When parsed thoroughly the documents showed the FDA believes that there is a statistically significant benefit over placebo in FEV1 but has questions about the small treatment effect and the lack of ivacaftor monotherapy and lumacaftor monotherapy controls in the Phase III trials, said analysts.

The lead biotech analyst at Citigroup, Yaron Werber, said a closer look at the FDA’s notes show the regulator is generally open to the idea of approving Orkambi.

“Given that Orkambi has Breakthrough designation, which provides for enhanced interaction, FDA notes that they and European Medicines Agency (EMA) agreed with the study designs and continuously provided constructive guidance,” wrote Werber.

“As such we believe that FDA needs to raise this question for discussion but is supportive of the trial design. The key question is whether the benefit is clinically meaningful. We believe that the AdCom will vote positively for approval of Orkambi given the lack of alternative treatment options for cystic fibrosis patients homozygous for the F508del mutation in the CFTR gene.”

In the documents, the FDA agrees that Orkambi shows statistically significant benefit over placebo in FEV1, regardless of the dose—but still had questions about whether the 2.6 percent and 3 percent FEV1 benefit over placebo is clinically meaningful.

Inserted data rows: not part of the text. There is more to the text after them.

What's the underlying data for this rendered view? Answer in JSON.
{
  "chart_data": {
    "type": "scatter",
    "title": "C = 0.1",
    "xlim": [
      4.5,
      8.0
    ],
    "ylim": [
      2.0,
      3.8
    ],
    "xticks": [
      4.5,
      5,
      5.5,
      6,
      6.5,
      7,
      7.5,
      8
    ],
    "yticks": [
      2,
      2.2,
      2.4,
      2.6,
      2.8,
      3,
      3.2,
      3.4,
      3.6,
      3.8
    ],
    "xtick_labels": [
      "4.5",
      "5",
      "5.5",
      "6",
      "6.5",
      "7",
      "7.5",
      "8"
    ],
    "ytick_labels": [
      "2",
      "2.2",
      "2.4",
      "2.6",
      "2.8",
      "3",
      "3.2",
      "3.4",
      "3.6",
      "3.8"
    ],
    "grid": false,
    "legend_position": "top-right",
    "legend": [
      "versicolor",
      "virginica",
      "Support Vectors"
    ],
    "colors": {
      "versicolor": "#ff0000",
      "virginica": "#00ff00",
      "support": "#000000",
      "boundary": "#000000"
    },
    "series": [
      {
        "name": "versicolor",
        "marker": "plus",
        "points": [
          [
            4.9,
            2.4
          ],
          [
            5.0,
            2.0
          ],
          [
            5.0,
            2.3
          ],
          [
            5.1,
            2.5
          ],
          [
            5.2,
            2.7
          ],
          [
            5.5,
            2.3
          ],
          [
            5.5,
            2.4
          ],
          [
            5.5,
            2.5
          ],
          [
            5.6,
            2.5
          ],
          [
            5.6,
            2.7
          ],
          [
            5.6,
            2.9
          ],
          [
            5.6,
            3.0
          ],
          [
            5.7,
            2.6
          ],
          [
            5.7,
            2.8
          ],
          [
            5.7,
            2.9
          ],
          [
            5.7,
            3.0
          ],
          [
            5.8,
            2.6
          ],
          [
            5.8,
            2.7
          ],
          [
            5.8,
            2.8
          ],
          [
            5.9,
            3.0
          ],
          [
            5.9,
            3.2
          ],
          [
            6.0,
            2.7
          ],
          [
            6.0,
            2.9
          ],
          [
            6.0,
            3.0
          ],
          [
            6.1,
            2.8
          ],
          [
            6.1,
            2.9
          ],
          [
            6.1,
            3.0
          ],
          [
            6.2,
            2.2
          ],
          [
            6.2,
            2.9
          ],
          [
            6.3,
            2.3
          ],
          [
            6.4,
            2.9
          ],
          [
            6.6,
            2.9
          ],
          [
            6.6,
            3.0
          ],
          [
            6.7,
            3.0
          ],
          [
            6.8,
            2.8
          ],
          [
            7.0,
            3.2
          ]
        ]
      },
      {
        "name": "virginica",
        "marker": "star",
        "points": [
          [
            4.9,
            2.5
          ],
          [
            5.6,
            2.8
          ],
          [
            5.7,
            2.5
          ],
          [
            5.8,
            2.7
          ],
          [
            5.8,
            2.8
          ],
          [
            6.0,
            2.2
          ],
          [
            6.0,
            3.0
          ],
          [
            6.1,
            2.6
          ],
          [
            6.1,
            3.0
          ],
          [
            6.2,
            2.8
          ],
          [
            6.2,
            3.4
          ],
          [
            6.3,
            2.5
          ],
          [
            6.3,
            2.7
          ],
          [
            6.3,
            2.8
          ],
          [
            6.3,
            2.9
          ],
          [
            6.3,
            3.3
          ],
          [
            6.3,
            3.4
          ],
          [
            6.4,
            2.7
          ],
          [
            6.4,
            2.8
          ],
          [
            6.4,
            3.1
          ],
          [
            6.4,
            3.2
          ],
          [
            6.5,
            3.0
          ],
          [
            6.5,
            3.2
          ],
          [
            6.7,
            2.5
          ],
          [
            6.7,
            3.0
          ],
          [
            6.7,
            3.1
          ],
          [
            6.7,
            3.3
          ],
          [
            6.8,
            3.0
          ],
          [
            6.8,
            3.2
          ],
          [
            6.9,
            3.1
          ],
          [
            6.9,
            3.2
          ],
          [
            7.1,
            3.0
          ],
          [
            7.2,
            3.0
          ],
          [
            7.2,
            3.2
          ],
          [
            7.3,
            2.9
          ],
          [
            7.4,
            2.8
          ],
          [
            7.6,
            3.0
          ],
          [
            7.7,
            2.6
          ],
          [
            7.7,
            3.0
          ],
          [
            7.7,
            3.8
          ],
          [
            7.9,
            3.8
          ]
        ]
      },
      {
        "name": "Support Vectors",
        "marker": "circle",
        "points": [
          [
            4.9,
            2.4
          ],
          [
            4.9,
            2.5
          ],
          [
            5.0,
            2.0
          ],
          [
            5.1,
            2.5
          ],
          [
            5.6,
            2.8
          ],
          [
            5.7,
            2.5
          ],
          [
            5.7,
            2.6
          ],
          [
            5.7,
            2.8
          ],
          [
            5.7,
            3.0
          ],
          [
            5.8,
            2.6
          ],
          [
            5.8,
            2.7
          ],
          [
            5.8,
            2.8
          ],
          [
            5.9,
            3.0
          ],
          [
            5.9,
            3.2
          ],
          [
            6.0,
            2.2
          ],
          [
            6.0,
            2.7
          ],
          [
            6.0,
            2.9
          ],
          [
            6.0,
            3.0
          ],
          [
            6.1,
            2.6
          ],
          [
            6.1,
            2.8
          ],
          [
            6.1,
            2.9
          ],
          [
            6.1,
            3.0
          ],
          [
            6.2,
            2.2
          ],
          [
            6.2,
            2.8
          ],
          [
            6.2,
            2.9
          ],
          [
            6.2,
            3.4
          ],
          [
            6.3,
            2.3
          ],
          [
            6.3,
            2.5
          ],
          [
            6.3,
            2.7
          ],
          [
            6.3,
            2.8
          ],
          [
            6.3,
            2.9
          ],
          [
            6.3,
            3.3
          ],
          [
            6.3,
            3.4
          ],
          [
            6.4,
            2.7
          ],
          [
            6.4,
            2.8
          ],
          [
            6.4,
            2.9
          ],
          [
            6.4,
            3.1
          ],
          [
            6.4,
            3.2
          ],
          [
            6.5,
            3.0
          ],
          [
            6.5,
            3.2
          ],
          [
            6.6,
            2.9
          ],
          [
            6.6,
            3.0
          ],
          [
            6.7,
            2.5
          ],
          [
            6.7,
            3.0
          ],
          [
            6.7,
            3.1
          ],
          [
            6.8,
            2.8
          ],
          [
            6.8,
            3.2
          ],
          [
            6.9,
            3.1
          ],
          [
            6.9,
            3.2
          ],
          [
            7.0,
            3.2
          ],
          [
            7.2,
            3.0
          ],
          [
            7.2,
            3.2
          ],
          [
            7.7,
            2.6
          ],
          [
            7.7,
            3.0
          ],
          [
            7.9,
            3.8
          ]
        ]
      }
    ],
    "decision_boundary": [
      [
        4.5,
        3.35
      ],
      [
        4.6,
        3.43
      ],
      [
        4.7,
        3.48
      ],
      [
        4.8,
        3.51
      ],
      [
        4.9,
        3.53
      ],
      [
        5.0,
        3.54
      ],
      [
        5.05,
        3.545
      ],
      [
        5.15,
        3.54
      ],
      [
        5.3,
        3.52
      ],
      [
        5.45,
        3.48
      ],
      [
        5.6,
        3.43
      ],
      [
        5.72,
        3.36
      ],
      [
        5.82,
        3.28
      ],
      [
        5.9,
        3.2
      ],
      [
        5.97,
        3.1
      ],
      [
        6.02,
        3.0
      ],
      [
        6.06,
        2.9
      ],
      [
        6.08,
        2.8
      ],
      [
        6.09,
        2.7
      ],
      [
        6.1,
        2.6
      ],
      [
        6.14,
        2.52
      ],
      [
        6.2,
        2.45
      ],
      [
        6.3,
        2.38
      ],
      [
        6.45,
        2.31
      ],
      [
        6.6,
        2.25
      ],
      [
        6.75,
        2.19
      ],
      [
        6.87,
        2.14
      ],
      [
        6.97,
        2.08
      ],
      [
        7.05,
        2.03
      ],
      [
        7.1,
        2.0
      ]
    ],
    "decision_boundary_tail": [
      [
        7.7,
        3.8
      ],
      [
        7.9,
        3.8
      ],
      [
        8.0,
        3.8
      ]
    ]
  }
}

The regulator is also questioning the additional benefit provided by lumacaftor given the similarity of the treatment effects seen in the 150mg ivacaftor monotherapy study and Orkambi's pivotal trials.

As part of that, Vertex has faced a barrage of theoretical situations, including the FDA asking a hypothetical question about whether an ivacaftor monotherapy trial might show similar improvements in lung function and reductions in CF pulmonary exacerbations to those seen by Orkambi. But those questions shouldn’t spook investors, said ISI Evercore analyst Mark Schoenebaum.

“Bottom line: despite the questions raised by the FDA in the briefing documents, we believe that the preponderance of evidence will push the clinicians on the panel (and the FDA) to not withhold Orkambi from F508del patients (nuanced statistical arguments unlikely to sway a panel of clinicians, in our view),” wrote Schoenebaum.

“On the question of benefit the double pill over Kalydeco alone, a post-marketing study if deemed necessary would also be sufficient to resolve this issue,” he said. “Therefore, we believe the risk of regulatory non-approval is still low (not zero!) but that we should all bear in mind that some of the questions raised in the document could make reimbursement discussions outside the U.S. more difficult.”